Peristiwa runtuhnya Desa Serempah ke dasar bukit juga menutup akses menuju beberapa desa lainnya, yaitu Kukuyang, Bugara, Simpang Tiga dan Berawang Gajah. Serempah dihuni sekitar 74 kepala keluarga. Mayoritas penduduk setempat adalah petani dan peladang. Bagian tanah yang amblas ke dasar bukit terdapat fasilitas publik seperti Polindes dan belasan rumah.
Menurut keterangan warga setempat, rumah-rumah yang amblas tersebut milik Syamsudin, Arman (kepala desa), Selamat (sekeretaris desa), Dahlan, Mukmin, Aman Lida, Aman Kurnia, Daud Bereh, Abdul Wahab, Aman Pardi, Karya dan Rubiah. Untuk mencapai Serempah dapat ditempuh sekitar satu jam perjalanan dari Takengon. Namun jalan menuju ke sana tidak dapat diakses karena masih ditutupi longsoran.
Warga yang hendak ke Serempah harus melalui jalan ke mengitari Bukit Sama (Jalan Bireuen-Tekengon) di Kabupaten Bener Meriah dengan waktu tempuh sekitar dua 2,5 jam perjalanan. Kini, jika kita melewati lintasan ini, tampak sejumlah warga termasuk anak-anak mengulurkan kotak sumbangan kepada pengguna jalan. Bekas longsoran bukit dan jalanan yang retak dapat dengan mudah ditemui. Medan semakin berat terasa saat memasuki perbatasan Aceh Tengah-Bener Meriah.
Kondisi jalan tersebut banyak yang rusak, menanjak dan berdebu.
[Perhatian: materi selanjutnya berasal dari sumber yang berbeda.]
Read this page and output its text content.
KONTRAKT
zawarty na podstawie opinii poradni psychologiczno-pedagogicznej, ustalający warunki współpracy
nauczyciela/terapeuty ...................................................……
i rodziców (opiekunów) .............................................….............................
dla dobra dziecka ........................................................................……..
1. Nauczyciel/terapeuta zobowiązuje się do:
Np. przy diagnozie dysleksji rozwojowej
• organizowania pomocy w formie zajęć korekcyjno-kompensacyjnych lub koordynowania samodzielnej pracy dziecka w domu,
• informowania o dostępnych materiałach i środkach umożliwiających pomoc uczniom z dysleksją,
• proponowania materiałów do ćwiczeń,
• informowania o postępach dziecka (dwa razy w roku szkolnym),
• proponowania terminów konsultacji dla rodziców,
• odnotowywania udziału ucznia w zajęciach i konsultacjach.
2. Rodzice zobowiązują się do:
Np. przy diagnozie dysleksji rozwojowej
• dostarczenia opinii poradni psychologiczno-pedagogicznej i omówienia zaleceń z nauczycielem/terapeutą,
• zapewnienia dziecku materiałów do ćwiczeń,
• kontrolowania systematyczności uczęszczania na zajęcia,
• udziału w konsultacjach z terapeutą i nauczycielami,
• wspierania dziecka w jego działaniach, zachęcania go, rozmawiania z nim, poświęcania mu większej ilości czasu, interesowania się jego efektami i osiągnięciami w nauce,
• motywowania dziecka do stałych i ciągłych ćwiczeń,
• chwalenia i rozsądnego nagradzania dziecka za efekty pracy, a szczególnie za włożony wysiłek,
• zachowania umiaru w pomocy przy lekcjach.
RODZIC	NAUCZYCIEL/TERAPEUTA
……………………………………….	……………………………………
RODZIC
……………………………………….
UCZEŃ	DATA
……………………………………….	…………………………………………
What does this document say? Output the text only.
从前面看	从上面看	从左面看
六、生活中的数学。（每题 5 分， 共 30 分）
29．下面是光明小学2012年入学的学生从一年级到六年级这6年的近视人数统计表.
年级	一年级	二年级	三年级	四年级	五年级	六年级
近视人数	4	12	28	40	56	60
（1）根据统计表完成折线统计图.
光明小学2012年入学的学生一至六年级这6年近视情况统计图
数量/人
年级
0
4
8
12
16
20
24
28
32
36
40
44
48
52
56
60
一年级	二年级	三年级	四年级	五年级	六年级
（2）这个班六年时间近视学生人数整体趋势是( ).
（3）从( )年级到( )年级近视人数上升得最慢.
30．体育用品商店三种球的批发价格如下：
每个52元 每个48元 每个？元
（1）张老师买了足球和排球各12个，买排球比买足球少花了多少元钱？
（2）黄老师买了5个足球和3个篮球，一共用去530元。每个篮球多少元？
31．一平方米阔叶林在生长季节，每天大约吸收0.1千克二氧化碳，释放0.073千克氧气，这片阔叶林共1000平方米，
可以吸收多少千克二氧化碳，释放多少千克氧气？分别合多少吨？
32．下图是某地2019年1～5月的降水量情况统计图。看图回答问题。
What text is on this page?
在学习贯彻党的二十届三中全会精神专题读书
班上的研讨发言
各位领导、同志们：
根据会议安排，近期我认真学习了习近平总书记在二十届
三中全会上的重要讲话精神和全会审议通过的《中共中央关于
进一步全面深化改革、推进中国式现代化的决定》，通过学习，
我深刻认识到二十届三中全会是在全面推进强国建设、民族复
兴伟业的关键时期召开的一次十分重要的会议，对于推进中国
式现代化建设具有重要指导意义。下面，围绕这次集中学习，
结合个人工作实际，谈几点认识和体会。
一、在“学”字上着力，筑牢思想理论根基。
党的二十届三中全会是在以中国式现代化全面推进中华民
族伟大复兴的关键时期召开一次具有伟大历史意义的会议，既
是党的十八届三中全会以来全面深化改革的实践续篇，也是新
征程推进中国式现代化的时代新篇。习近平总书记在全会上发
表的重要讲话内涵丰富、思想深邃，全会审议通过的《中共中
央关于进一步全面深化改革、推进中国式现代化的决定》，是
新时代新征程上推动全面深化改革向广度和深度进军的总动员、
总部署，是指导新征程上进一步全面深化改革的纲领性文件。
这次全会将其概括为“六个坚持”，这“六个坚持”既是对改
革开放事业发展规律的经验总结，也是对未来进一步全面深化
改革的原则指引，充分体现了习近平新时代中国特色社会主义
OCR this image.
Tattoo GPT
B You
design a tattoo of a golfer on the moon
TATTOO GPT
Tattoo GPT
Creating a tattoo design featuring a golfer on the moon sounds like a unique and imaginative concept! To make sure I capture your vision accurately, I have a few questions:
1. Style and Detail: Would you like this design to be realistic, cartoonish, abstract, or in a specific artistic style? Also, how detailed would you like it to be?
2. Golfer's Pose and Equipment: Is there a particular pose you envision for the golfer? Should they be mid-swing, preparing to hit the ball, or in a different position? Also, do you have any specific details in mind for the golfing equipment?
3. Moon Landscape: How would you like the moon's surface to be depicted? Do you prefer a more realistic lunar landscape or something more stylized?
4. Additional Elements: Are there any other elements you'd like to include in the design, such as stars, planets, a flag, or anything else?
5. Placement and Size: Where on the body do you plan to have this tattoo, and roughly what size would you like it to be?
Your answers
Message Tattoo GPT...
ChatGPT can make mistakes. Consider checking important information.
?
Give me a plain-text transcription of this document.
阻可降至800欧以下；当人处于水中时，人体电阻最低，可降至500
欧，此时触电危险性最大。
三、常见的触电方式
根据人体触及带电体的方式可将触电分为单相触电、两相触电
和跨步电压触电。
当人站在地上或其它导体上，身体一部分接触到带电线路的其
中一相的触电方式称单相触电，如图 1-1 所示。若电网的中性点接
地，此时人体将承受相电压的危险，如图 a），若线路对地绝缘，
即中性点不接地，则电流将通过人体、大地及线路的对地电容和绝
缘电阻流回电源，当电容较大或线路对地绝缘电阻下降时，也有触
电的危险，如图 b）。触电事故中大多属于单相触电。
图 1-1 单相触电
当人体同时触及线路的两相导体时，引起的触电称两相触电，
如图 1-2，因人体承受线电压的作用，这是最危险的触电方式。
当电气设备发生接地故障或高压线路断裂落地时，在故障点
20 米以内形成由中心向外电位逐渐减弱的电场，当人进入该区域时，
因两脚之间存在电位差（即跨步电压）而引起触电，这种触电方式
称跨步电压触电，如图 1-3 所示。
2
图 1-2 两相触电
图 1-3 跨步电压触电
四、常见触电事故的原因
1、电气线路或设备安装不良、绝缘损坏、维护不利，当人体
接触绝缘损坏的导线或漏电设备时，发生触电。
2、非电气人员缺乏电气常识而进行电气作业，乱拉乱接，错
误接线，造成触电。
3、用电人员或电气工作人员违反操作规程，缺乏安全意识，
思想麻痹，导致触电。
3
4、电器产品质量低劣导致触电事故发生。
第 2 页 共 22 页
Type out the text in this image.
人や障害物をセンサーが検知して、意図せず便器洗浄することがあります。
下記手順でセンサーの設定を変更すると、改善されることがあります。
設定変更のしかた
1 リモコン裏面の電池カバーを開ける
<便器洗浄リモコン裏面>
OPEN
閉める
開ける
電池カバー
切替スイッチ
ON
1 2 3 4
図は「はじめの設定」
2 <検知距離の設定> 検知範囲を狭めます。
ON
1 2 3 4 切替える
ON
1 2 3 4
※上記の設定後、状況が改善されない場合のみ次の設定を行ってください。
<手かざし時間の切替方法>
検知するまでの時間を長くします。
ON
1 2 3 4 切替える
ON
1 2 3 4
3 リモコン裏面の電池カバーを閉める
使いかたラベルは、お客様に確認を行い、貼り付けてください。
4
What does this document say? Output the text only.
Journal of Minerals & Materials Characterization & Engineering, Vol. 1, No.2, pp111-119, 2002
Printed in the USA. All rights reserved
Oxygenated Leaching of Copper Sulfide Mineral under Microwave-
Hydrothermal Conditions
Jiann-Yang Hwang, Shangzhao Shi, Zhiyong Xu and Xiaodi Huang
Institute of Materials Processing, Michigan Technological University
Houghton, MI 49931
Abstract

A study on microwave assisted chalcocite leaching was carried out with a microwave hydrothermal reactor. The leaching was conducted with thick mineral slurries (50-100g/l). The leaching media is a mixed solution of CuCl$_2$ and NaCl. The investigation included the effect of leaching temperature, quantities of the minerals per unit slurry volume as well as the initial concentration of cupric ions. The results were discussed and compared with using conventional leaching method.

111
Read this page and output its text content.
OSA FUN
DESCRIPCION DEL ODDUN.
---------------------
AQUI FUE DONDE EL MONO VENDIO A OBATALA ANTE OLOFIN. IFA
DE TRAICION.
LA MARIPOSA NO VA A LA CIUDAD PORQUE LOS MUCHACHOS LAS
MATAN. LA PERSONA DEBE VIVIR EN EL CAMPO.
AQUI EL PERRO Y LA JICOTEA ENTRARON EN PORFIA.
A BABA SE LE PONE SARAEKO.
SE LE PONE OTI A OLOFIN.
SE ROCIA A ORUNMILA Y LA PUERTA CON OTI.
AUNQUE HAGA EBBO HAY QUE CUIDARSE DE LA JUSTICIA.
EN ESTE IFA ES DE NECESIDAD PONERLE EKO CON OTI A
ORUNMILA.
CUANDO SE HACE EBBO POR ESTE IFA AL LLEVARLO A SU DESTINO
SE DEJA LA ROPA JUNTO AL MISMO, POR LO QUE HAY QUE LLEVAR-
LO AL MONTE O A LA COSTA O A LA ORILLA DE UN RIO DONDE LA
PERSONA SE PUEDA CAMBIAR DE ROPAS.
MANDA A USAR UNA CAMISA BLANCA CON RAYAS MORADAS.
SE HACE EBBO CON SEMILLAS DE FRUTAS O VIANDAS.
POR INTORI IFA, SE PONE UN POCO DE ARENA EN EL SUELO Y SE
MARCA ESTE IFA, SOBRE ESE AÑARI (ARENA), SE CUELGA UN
Tak jauh setelah memasuki wilayah perbatasan kondisi kerusakan parah mulai terlihat. Rumah-rumah banyak rubuh, retak dan beberapa di antara pemilik mendirikan tenda. Serambi berhasil masuk ke Serempah sekitar pukul 13.30 wib. Truk tentara mulai terlihat hilir mudik keluar masuk Serempah, termasuk para relawan, dan ambulans terparkir siaga. Tepat di lokasi amburuknya Desa Serempah ke dasar bukit masih terus menjadi fokus relawan Basarnas mencari tujuh korban yang masih hilang tertimbun longsor.